Cascade-Promoted Photo-Chemotherapy against Resistant Cancers by Enzyme-Responsive Polyprodrug Nanoplatforms

Abstract

Cisplatin has long been the first-line treatment for a variety of solid tumors. However, the poor pharmacokinetics and intrinsic or acquired drug resistance are the main challenges in cancer therapy. Herein, endogenous enzyme-responsive cisplatin polyprodrug nanoplatforms were developed for cascade-promoted photo-chemotherapy against drug-resistant cancers. The polyprodrug nanoplatforms, ICG/Poly(Pt), were fabricated from the indocyanine green (ICG) photosensitizer and cisplatin polyprodrug amphiphiles, PEG-b-P(Pt-co-GFLG)-b-PEG, consisting of repeated enzyme-degradable GFLG peptides and cisplatin prodrug units in the hydrophobic block and hydrophilic PEG chains, exhibiting ∼24.7 wt % cisplatin loading. Upon cellular uptake in lysosomes, cathepsin B could partially degrade the nanoplatforms into cisplatin prodrug, and then 808 nm laser irradiation would excite ICG to afford reactive oxygen species (ROS) and local hyperthermia, thus launching the phototherapy. Furthermore, the concurrent photodynamic and photothermal process could damage lysosomes to accelerate the cytosolic movement of the cisplatin prodrug away from lysosomes, which was followed by GSH reduction into active cisplatin to initiate cascade chemotherapy.
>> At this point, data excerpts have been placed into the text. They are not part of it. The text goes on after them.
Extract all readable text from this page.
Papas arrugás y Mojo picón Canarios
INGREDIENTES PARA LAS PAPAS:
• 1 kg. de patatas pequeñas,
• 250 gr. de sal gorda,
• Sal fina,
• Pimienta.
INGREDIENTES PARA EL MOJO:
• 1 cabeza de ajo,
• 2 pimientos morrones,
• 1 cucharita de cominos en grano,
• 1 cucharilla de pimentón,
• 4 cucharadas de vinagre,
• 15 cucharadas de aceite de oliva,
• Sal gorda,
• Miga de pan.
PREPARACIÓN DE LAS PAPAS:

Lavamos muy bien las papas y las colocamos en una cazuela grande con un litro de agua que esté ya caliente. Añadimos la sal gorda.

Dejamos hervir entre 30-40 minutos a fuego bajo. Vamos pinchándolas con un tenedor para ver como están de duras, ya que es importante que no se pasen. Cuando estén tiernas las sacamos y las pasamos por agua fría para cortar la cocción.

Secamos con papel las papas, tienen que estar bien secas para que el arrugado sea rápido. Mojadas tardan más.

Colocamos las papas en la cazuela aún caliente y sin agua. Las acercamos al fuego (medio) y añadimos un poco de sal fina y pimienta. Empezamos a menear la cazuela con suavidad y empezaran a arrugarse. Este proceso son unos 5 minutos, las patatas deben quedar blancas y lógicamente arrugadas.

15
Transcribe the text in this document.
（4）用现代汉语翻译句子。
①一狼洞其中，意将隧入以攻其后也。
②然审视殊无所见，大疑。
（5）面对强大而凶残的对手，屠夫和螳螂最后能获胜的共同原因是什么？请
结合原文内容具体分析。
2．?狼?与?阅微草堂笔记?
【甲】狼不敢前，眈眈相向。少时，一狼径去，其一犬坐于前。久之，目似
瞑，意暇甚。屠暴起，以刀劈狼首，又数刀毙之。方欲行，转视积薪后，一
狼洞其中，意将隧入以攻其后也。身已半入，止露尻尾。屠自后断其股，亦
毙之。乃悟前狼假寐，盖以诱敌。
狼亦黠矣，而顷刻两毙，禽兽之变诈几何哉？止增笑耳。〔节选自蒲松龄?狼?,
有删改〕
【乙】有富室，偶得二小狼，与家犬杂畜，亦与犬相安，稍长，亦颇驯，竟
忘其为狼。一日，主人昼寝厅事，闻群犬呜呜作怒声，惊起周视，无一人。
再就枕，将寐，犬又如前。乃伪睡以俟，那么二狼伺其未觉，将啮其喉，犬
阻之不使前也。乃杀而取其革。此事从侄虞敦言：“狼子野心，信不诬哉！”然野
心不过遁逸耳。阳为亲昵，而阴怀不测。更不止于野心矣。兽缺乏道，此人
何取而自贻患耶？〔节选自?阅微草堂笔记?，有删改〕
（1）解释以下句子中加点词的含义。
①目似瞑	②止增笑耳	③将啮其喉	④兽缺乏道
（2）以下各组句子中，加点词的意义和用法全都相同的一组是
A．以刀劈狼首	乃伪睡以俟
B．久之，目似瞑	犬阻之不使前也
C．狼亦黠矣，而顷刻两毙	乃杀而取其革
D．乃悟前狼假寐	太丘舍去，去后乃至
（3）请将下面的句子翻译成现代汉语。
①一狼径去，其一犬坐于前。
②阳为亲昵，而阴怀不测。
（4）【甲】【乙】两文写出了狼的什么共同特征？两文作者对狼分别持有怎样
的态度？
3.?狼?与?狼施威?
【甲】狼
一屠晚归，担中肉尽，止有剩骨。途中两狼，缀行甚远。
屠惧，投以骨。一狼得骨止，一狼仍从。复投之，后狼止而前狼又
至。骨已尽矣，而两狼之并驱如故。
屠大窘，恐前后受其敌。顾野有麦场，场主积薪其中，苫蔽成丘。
In addition, the polyprodrug nanoplatforms provided dual-model photoacoustic and fluorescence imaging to guide the therapeutic treatments. In vitro and in vivo explorations proved that ICG/Poly(Pt) could significantly inhibit the cisplatin-resistant A549/DDP cancers. The well-defined polyprodrug nanoplatforms exhibited great potential for imaging-guided cascade treatments of resistant cancers in intelligent biomedicine.